The diamond pulsed with the rapid beat of Lena’s heart. Randall’s lips moved but she could not hear what he said. She fingered
the yellow stone and smiled. “Is this a bribe or a thank-you?”

“Both.” Randall grinned. “You’ll have more time. You can come with me on my trips. We’ll see the world on TIDA’s dime. When
the time is right, I’ll help you start again. I promise.”

The cigar smoke wafted closer to their table. Her second, deep breath brought back John Henry and the white smoke that had
streamed from her father’s lips between sips from his Saturday night glass of Jack Daniel’s on the rocks. He had doled out
advice on life while she tried to figure out racism or Catholicism or problems as simple as boys and dating; and later, how
hard she had to fight for the life she wanted. “What the hell did you expect, Lena Inez?” John Henry fussed one night. “You
want the life, you got to pay the price.”

f   f   f

“Maybe
we
could get away when you come home.”

“I’m not going anywhere any time soon. Unless I have to.” If punctuation marks could be heard, Lena thinks, exclamation points
would have banged like a firecracker at the end of Randall’s sentence. Fatigue and irritation slip from his voice. “As a matter
of fact, right now, I’m sick of hotels, of people who don’t look or sound like me. I’m sick of the stares. I need a dose of
black people. I want a party when I get home. Ten, maybe twelve people, that standing rib roast you make.” At their last party
months ago, their guests refused to leave until well after three in the morning. Reluctant to let go of the good feeling,
Randall opened another bottle of wine. Lena retrieved the remains of dessert, and they stayed up until the rising sun tinted
the sky pinkish yellow.

“I’d really like to wait until the situation is… smoother between us?” Or, she thinks, until her funk moves on.

“Make sure you invite Candace. I get a kick out of her theatrics.”

“I saw her the other day. She had some sad news.”

“Don’t tell me: she needs more jewelry.”

Lena cannot read the signs of his strong voice. There is no strain, although she can’t deny its edginess. “It’s not always
about what you can buy, Randall. Dana and Carl are getting divorced.”
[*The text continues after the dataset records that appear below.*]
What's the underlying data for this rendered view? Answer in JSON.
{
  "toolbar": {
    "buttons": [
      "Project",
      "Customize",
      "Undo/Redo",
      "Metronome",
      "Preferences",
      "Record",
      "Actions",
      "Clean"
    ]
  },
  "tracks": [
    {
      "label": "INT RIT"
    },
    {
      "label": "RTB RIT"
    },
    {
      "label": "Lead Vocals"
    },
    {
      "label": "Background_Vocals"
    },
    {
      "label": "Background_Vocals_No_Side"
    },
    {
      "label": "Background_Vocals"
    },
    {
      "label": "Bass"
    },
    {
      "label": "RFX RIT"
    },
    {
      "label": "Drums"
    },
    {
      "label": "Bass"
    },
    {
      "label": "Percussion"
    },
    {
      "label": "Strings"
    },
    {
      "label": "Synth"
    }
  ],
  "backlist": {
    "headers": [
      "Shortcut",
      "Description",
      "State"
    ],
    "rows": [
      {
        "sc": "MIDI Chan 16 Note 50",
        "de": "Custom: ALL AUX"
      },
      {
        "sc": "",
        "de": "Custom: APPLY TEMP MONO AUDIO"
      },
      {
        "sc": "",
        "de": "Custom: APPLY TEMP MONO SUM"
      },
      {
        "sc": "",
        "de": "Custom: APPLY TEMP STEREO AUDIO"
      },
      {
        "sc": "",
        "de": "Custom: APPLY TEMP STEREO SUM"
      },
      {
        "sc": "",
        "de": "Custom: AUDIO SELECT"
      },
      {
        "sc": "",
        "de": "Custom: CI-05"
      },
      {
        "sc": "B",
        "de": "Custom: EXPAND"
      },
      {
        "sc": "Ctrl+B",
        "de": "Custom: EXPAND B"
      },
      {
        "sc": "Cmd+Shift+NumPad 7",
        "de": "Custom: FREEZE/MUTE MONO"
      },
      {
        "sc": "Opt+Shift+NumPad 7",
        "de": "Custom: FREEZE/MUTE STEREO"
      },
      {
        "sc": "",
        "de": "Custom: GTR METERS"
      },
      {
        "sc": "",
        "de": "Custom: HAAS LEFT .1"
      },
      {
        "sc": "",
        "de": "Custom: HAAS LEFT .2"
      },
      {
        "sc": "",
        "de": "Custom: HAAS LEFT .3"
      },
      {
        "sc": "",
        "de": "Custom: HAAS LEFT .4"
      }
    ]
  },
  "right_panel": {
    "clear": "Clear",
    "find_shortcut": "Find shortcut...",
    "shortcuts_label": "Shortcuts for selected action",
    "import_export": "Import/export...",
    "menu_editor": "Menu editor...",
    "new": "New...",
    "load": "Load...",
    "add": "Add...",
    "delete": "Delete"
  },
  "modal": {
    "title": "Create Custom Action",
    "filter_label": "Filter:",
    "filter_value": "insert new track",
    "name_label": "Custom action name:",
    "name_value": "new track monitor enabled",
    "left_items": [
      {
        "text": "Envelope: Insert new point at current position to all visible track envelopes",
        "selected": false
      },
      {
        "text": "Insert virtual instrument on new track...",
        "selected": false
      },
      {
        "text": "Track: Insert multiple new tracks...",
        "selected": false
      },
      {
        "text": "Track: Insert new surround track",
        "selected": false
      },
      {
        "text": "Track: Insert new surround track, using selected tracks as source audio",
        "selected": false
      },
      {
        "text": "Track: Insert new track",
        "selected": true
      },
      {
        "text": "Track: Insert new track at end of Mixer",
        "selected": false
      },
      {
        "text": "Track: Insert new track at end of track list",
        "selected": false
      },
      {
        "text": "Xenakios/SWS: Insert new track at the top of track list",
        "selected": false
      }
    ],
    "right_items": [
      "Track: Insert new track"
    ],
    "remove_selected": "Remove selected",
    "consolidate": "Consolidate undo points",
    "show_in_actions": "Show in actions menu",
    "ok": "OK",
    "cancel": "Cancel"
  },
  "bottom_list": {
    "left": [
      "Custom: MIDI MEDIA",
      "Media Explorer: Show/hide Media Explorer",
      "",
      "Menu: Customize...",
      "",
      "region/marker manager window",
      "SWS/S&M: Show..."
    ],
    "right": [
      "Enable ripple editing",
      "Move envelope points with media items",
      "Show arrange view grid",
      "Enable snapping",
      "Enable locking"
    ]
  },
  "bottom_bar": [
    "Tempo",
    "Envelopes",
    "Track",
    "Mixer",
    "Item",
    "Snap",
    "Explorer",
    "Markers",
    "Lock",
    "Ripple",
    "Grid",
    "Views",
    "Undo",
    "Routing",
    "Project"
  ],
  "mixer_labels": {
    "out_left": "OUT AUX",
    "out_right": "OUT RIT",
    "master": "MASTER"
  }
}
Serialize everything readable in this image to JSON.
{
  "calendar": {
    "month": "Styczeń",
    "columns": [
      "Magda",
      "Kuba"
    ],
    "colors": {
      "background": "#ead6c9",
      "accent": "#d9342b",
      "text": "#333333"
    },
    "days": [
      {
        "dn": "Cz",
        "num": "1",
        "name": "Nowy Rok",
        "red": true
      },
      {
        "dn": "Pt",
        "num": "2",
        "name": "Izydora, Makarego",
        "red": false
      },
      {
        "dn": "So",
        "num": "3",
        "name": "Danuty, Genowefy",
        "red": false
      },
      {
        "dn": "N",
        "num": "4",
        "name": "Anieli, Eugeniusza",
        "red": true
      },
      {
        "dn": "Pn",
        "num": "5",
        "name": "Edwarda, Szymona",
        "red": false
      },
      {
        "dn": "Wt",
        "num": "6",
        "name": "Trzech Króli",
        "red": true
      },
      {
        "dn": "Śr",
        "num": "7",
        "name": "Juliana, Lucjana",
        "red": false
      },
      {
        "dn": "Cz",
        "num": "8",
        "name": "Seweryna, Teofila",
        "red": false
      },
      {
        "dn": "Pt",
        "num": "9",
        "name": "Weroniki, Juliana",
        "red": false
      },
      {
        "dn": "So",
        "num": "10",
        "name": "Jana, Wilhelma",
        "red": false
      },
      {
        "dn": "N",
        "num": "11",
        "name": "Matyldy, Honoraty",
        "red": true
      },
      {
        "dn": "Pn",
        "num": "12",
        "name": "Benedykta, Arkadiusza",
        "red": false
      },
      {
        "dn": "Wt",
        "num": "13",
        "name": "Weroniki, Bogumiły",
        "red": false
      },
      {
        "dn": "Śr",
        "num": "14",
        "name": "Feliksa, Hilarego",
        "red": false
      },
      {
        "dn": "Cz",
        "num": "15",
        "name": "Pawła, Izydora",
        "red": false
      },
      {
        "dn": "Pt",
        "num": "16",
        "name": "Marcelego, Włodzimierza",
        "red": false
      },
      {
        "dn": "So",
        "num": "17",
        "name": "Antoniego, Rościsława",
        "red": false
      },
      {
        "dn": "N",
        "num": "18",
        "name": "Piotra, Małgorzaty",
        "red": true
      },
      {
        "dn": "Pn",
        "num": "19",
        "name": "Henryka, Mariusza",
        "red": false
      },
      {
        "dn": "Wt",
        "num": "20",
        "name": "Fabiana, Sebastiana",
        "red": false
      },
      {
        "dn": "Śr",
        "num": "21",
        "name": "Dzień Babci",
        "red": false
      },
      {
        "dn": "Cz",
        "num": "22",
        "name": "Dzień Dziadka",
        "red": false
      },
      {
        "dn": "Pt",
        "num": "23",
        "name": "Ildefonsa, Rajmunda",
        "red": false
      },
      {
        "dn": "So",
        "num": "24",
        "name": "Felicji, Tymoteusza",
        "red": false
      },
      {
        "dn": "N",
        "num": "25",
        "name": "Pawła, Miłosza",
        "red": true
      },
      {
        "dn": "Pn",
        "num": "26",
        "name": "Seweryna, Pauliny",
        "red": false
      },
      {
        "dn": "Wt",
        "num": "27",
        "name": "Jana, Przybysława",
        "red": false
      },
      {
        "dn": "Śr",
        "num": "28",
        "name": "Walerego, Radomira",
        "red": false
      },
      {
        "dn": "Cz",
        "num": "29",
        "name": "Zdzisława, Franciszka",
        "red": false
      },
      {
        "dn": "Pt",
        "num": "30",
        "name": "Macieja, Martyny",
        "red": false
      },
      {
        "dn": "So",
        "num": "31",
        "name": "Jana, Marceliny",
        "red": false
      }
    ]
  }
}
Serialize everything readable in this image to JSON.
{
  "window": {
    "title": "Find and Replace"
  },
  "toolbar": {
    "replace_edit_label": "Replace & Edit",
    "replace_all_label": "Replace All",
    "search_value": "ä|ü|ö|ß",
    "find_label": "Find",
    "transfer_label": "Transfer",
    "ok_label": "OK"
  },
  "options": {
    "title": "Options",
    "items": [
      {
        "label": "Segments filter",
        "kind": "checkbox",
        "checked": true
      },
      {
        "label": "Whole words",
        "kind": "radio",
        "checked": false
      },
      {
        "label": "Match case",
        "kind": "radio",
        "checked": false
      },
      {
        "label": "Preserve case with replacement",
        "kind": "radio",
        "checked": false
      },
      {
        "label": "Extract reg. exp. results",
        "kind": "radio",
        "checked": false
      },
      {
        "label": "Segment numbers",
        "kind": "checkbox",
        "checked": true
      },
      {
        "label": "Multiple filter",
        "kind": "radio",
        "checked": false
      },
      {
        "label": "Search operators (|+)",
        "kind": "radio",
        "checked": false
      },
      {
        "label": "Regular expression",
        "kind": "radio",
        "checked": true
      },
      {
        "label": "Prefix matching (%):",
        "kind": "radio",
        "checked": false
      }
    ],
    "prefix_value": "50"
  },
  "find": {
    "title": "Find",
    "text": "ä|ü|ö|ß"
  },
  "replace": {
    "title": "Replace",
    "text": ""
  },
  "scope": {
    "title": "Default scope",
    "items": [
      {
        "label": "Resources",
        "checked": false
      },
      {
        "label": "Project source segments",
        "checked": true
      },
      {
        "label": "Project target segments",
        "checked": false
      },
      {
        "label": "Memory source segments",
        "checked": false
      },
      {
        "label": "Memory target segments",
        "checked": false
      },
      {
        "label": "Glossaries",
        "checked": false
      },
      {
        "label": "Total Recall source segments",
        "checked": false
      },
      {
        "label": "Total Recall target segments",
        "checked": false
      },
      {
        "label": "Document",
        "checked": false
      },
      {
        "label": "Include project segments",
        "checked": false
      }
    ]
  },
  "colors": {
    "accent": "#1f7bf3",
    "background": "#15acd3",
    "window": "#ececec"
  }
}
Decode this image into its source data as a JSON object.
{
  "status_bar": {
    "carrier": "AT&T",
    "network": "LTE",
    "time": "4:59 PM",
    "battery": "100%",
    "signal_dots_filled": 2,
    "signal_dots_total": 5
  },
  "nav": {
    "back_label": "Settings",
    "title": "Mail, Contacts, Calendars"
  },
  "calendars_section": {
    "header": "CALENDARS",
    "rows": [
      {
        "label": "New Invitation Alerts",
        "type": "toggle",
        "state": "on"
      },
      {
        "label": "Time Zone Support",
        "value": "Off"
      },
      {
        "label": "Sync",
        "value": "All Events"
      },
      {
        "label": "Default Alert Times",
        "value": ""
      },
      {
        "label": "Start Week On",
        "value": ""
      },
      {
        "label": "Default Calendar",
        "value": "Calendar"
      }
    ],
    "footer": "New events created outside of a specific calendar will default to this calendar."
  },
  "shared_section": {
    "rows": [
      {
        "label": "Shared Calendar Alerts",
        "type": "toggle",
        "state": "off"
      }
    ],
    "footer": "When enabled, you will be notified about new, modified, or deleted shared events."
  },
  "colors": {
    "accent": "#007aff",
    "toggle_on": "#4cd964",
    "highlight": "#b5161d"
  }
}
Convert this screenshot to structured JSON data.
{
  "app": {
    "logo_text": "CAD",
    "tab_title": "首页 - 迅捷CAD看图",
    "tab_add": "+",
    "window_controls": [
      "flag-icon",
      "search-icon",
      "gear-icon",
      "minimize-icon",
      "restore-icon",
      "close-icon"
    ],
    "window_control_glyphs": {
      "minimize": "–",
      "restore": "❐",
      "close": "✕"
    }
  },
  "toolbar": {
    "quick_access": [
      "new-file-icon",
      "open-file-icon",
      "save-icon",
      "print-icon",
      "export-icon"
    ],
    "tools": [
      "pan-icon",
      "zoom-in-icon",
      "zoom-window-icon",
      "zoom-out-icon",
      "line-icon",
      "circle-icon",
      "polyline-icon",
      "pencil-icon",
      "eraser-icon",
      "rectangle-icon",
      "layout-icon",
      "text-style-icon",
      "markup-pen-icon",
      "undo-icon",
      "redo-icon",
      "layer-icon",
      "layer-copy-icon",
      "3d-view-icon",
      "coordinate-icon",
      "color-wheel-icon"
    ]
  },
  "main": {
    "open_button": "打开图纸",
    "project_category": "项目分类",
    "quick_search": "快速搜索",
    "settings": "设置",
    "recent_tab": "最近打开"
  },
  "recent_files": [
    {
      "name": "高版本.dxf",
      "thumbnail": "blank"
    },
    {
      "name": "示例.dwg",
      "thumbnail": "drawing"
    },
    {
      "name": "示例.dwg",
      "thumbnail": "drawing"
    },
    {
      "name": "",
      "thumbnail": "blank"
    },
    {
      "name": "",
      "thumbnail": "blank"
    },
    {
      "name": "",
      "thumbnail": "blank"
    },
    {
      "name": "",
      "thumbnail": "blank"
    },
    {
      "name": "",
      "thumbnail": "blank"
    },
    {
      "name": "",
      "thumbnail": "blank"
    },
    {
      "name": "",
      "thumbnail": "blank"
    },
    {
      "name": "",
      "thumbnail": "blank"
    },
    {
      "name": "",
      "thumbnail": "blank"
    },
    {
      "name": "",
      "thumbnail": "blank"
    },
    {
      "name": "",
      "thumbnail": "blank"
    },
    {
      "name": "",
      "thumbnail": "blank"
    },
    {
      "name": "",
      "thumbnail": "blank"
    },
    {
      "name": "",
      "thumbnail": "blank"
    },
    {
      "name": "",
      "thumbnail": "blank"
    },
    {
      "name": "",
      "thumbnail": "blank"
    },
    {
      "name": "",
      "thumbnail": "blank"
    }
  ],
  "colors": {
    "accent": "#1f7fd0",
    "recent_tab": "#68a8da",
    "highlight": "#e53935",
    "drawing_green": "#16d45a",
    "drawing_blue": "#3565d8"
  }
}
“Well, scratch them off the list. It’ll be good to see our friends.”

“Please, Randall, can we decide about the party when you come home?” Three. Lena counts on her fingers, three more days.

“Nothing to decide. Just handle it.”

f   f   f

Almost as soon as Lena presses the seventh digit of the number written on the bottom of the enrollment slip, a man answers
the phone. The instructor’s voice is twangy and aged when he answers with his full name instead of hello. She offers an explanation
for missing the first class with a very adult excuse: “For personal reasons.”

“Are you a serious photographer?”

The instructor listens without comment while Lena takes five minutes to summarize why she wants to hone her rusty skills.

“There are Saturday labs. You can develop your film at home. I’m not interested in people who need to fill their empty schedules.”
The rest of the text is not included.